With regard to the views and practices of the whites of the Northern States concerning the Negro question, they may be divided into three classes.
The first class, corresponding to a similar class in Great Britain, may be not unfairly described as a small, sentimental, somewhat hysterical class, lacking in neither culture, character nor wealth. These entertain a prejudice in favor of the Negro on account of his color and previous condition of servitude. At one period in the history of the United States, wielding power out of all proportion to the wealth, culture or numbers of its members and representing the disintegrating force of an idea to “sap the power of rank, of wealth and of numbers,” it has left its mark on the history of the country in the great almost incalculable good of Emancipation; and in the terrific injury, injustice and folly of Reconstruction.
The second class is best described as having no color prejudice. While considerably larger than the first, it is scarcely the largest in point of numbers; yet, until very lately, it could have been declared with accuracy, as the most influential class in the Northern States. It is true that it must be borne in mind that it has not yet felt what the most thorough white student of the Race question has described as:
“The vague, rather intangible, but wholly real feeling of the ‘pressure’ which comes to the white man in the presence of a mass of people of a different race.”[295]
But, with this reservation, it may be styled as calm, tolerant, kindly tempered and quite considerate of an opposing view; and, as its possessors are singularly free from sentimentality, they wield just the degree of power and influence which is the accompaniment of such great qualities.
The third class is, in point of numbers, first, and although, today, the power and influence this class wields is not proportionate to its numerical strength, it is slowly but steadily increasing its influence. The great majority of the members of this class entertain towards the Negro an intense prejudice. Some members of it cannot bear the presence of a Negro near them in any capacity; being utterly unable to accept with any patience, from such, the most menial services. Undoubtedly such a prejudice tends to prevent miscegenation and, without it, all the laws which may be enacted will offer but a comparatively feeble bar.
On the other hand, wherever there are two races living side by side in fairly kind feeling, as long as men and women remain creatures of such an infinite variety of individual tastes, desires, powers of restraint, passions and appetites, miscegenation, to some extent will prevail, and such being the case, where the inferior exists in the greatest numbers there will be the greatest result from it; while, on the other hand, as the great numbers of the inferior race are lessened, the tendency toward miscegenation must also be lessened.
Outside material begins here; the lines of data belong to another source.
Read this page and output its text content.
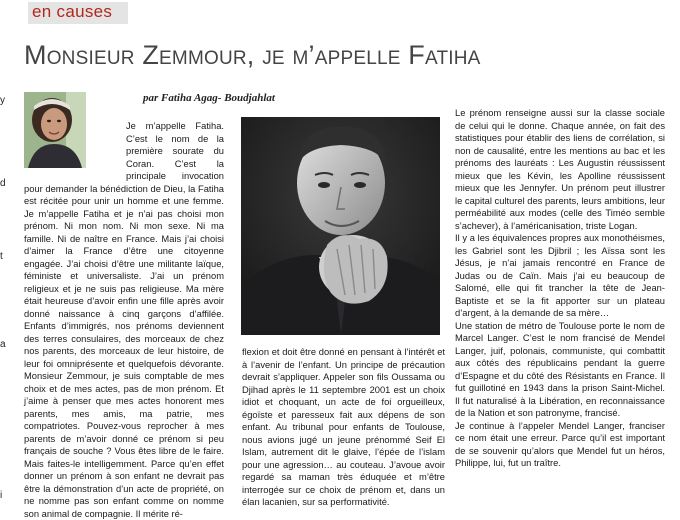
en causes
Monsieur Zemmour, je m’appelle Fatiha
y
d
t
a
i
par Fatiha Agag- Boudjahlat

Je m’appelle Fatiha. C’est le nom de la première sourate du Coran. C’est la principale invocation pour demander la bénédiction de Dieu, la Fatiha est récitée pour unir un homme et une femme. Je m’appelle Fatiha et je n’ai pas choisi mon prénom. Ni mon nom. Ni mon sexe. Ni ma famille. Ni de naître en France. Mais j’ai choisi d’aimer la France d’être une citoyenne engagée. J’ai choisi d’être une militante laïque, féministe et universaliste. J’ai un prénom religieux et je ne suis pas religieuse. Ma mère était heureuse d’avoir enfin une fille après avoir donné naissance à cinq garçons d’affilée. Enfants d’immigrés, nos prénoms deviennent des terres consulaires, des morceaux de chez nos parents, des morceaux de leur histoire, de leur foi omniprésente et quelquefois dévorante. Monsieur Zemmour, je suis comptable de mes choix et de mes actes, pas de mon prénom. Et j’aime à penser que mes actes honorent mes parents, mes amis, ma patrie, mes compatriotes. Pouvez-vous reprocher à mes parents de m’avoir donné ce prénom si peu français de souche ? Vous êtes libre de le faire. Mais faites-le intelligemment. Parce qu’en effet donner un prénom à son enfant ne devrait pas être la démonstration d’un acte de propriété, on ne nomme pas son enfant comme on nomme son animal de compagnie. Il mérite ré-

flexion et doit être donné en pensant à l’intérêt et à l’avenir de l’enfant. Un principe de précaution devrait s’appliquer. Appeler son fils Oussama ou Djihad après le 11 septembre 2001 est un choix idiot et choquant, un acte de foi orgueilleux, égoïste et paresseux fait aux dépens de son enfant. Au tribunal pour enfants de Toulouse, nous avions jugé un jeune prénommé Seif El Islam, autrement dit le glaive, l’épée de l’islam pour une agression… au couteau. J’avoue avoir regardé sa maman très éduquée et m’être interrogée sur ce choix de prénom et, dans un élan lacanien, sur sa performativité.

Le prénom renseigne aussi sur la classe sociale de celui qui le donne. Chaque année, on fait des statistiques pour établir des liens de corrélation, si non de causalité, entre les mentions au bac et les prénoms des lauréats : Les Augustin réussissent mieux que les Kévin, les Apolline réussissent mieux que les Jennyfer. Un prénom peut illustrer le capital culturel des parents, leurs ambitions, leur perméabilité aux modes (celle des Timéo semble s’achever), à l’américanisation, triste Logan.

Il y a les équivalences propres aux monothéismes, les Gabriel sont les Djibril ; les Aïssa sont les Jésus, je n’ai jamais rencontré en France de Judas ou de Caïn. Mais j’ai eu beaucoup de Salomé, elle qui fit trancher la tête de Jean-Baptiste et se la fit apporter sur un plateau d’argent, à la demande de sa mère…

Une station de métro de Toulouse porte le nom de Marcel Langer. C’est le nom francisé de Mendel Langer, juif, polonais, communiste, qui combattit aux côtés des républicains pendant la guerre d’Espagne et du côté des Résistants en France. Il fut guillotiné en 1943 dans la prison Saint-Michel. Il fut naturalisé à la Libération, en reconnaissance de la Nation et son patronyme, francisé.

Je continue à l’appeler Mendel Langer, franciser ce nom était une erreur. Parce qu’il est important de se souvenir qu’alors que Mendel fut un héros, Philippe, lui, fut un traître.
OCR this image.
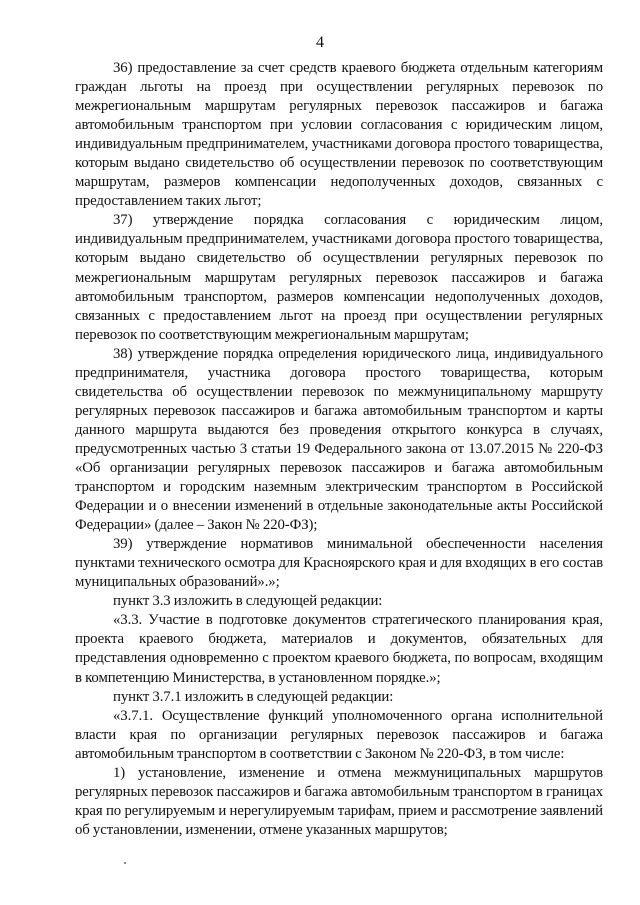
4

36) предоставление за счет средств краевого бюджета отдельным категориям граждан льготы на проезд при осуществлении регулярных перевозок по межрегиональным маршрутам регулярных перевозок пассажиров и багажа автомобильным транспортом при условии согласования с юридическим лицом, индивидуальным предпринимателем, участниками договора простого товарищества, которым выдано свидетельство об осуществлении перевозок по соответствующим маршрутам, размеров компенсации недополученных доходов, связанных с предоставлением таких льгот;

37) утверждение порядка согласования с юридическим лицом, индивидуальным предпринимателем, участниками договора простого товарищества, которым выдано свидетельство об осуществлении регулярных перевозок по межрегиональным маршрутам регулярных перевозок пассажиров и багажа автомобильным транспортом, размеров компенсации недополученных доходов, связанных с предоставлением льгот на проезд при осуществлении регулярных перевозок по соответствующим межрегиональным маршрутам;

38) утверждение порядка определения юридического лица, индивидуального предпринимателя, участника договора простого товарищества, которым свидетельства об осуществлении перевозок по межмуниципальному маршруту регулярных перевозок пассажиров и багажа автомобильным транспортом и карты данного маршрута выдаются без проведения открытого конкурса в случаях, предусмотренных частью 3 статьи 19 Федерального закона от 13.07.2015 № 220-ФЗ «Об организации регулярных перевозок пассажиров и багажа автомобильным транспортом и городским наземным электрическим транспортом в Российской Федерации и о внесении изменений в отдельные законодательные акты Российской Федерации» (далее – Закон № 220-ФЗ);

39) утверждение нормативов минимальной обеспеченности населения пунктами технического осмотра для Красноярского края и для входящих в его состав муниципальных образований».»;

пункт 3.3 изложить в следующей редакции:

«3.3. Участие в подготовке документов стратегического планирования края, проекта краевого бюджета, материалов и документов, обязательных для представления одновременно с проектом краевого бюджета, по вопросам, входящим в компетенцию Министерства, в установленном порядке.»;

пункт 3.7.1 изложить в следующей редакции:

«3.7.1. Осуществление функций уполномоченного органа исполнительной власти края по организации регулярных перевозок пассажиров и багажа автомобильным транспортом в соответствии с Законом № 220-ФЗ, в том числе:

1) установление, изменение и отмена межмуниципальных маршрутов регулярных перевозок пассажиров и багажа автомобильным транспортом в границах края по регулируемым и нерегулируемым тарифам, прием и рассмотрение заявлений об установлении, изменении, отмене указанных маршрутов;
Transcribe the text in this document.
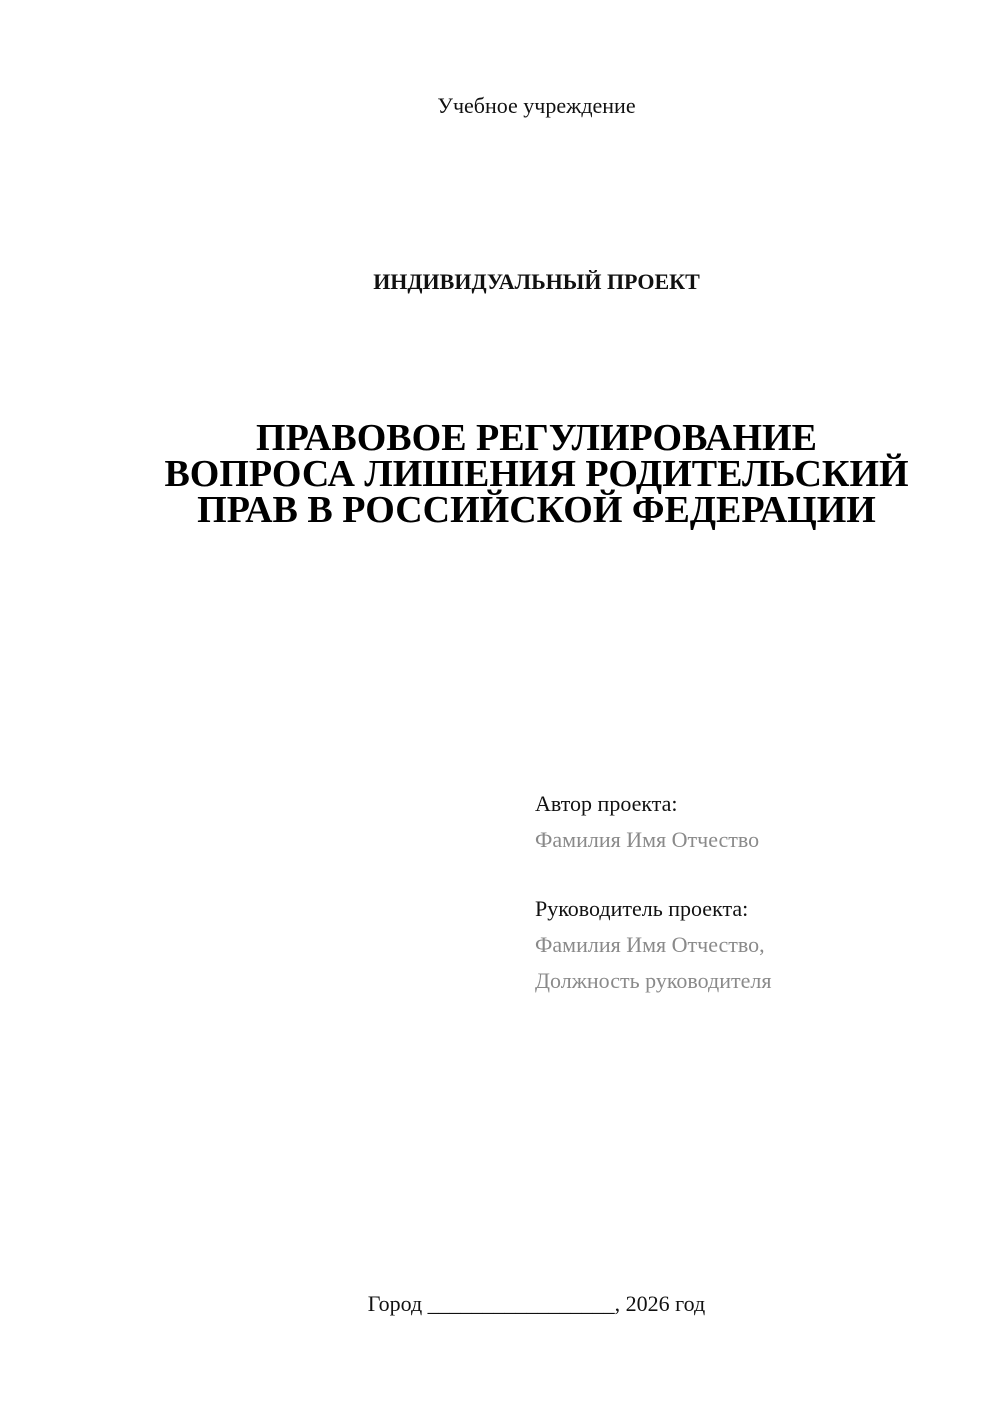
Учебное учреждение
ИНДИВИДУАЛЬНЫЙ ПРОЕКТ
ПРАВОВОЕ РЕГУЛИРОВАНИЕ
ВОПРОСА ЛИШЕНИЯ РОДИТЕЛЬСКИЙ
ПРАВ В РОССИЙСКОЙ ФЕДЕРАЦИИ
Автор проекта:
Фамилия Имя Отчество
Руководитель проекта:
Фамилия Имя Отчество,
Должность руководителя
Город _________________, 2026 год
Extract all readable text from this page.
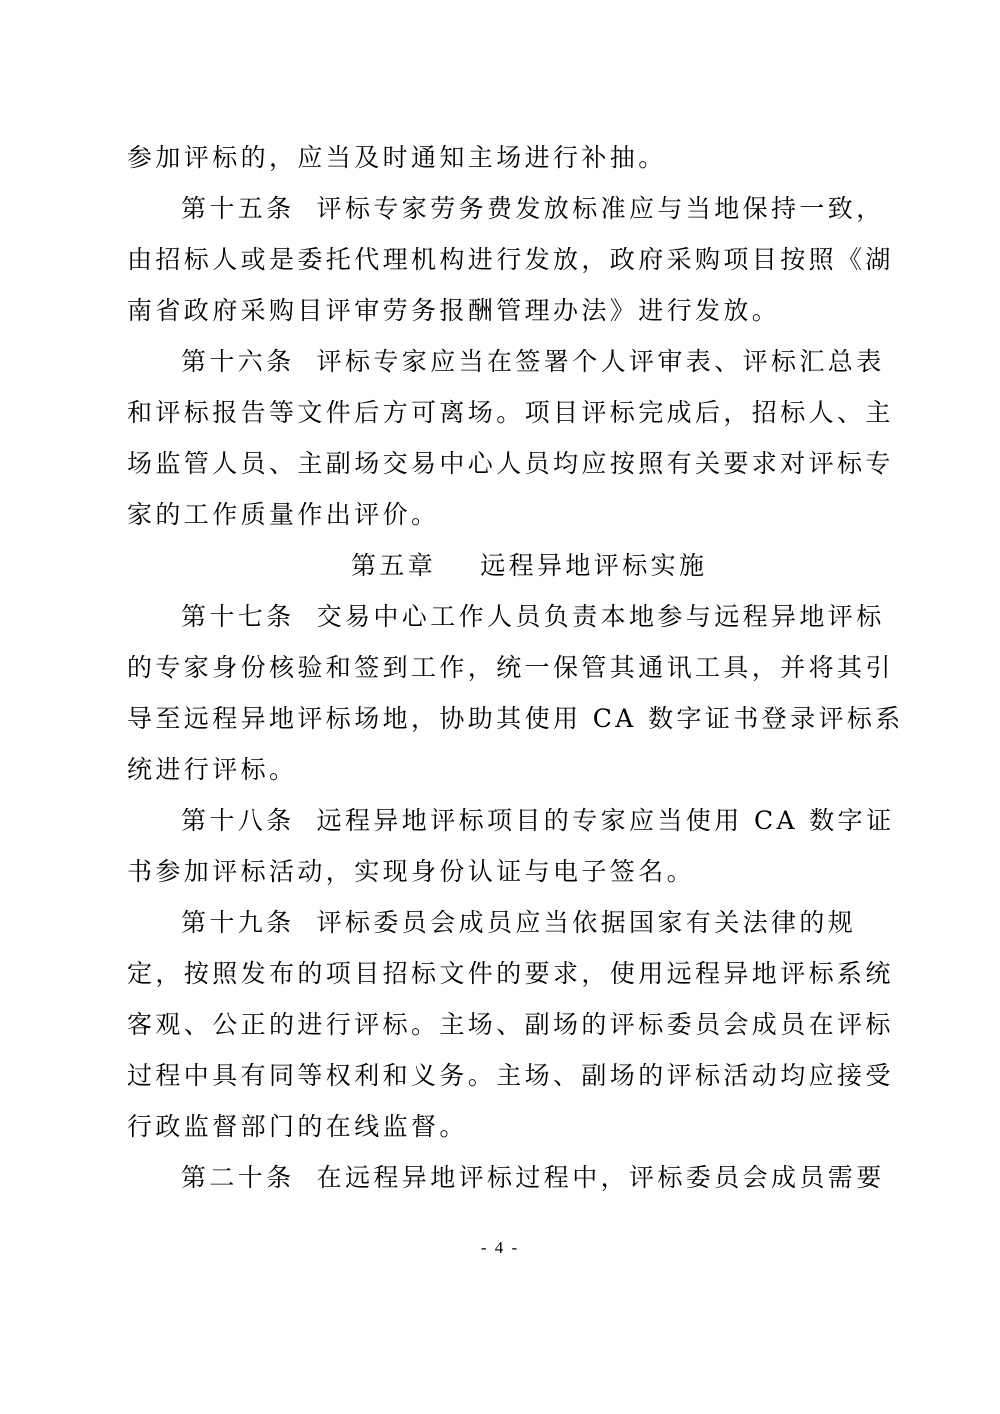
参加评标的，应当及时通知主场进行补抽。
第十五条 评标专家劳务费发放标准应与当地保持一致，
由招标人或是委托代理机构进行发放，政府采购项目按照《湖
南省政府采购目评审劳务报酬管理办法》进行发放。
第十六条 评标专家应当在签署个人评审表、评标汇总表
和评标报告等文件后方可离场。项目评标完成后，招标人、主
场监管人员、主副场交易中心人员均应按照有关要求对评标专
家的工作质量作出评价。
第五章 远程异地评标实施
第十七条 交易中心工作人员负责本地参与远程异地评标
的专家身份核验和签到工作，统一保管其通讯工具，并将其引
导至远程异地评标场地，协助其使用 CA 数字证书登录评标系
统进行评标。
第十八条 远程异地评标项目的专家应当使用 CA 数字证
书参加评标活动，实现身份认证与电子签名。
第十九条 评标委员会成员应当依据国家有关法律的规
定，按照发布的项目招标文件的要求，使用远程异地评标系统
客观、公正的进行评标。主场、副场的评标委员会成员在评标
过程中具有同等权利和义务。主场、副场的评标活动均应接受
行政监督部门的在线监督。
第二十条 在远程异地评标过程中，评标委员会成员需要
- 4 -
This happens from various reasons. First, from the simple fact, that, with the lesser numbers of the inferior race, there must be lesser opportunity. Second, from the very important fact that the fewer the number of the inferior race, the more its members must be brought into contact with and under the influence of the standards of the superior race, and absorbing their ideals, with a consequent increase of personal dignity, and decency; from which will necessarily increase the disposition to refuse solicitations provocative of miscegenation, except on terms not readily granted.
From these deductions, it must be apparent, that, in a broadly national conception of patriotism, as opposed to sectionalism, however disguised, the natural and slow diffusion of the Negroes throughout the United States must result in an elevation and improvement of the condition of the population white and black, taken as a whole; although it is quite possible, by some portions, which have been perfectly free from any share whatever of the burden of an inferior race, a share of the weight and responsibility could then be no longer avoided, or discharged entirely by sermons to the portions less happily situated, or the payment of something like a bounty.
Finally, to those Southerners who cherish the wild delusion, that, with a retention of great numbers of the inferior race in their midst, a sentiment, backed by laws against intermarriage, is sufficient protection against miscegenation, the illustration afforded by East Africa may be pointed to. East Africa lies just south of the oldest civilization we know of, and has been invaded in the past by horde after horde of whites.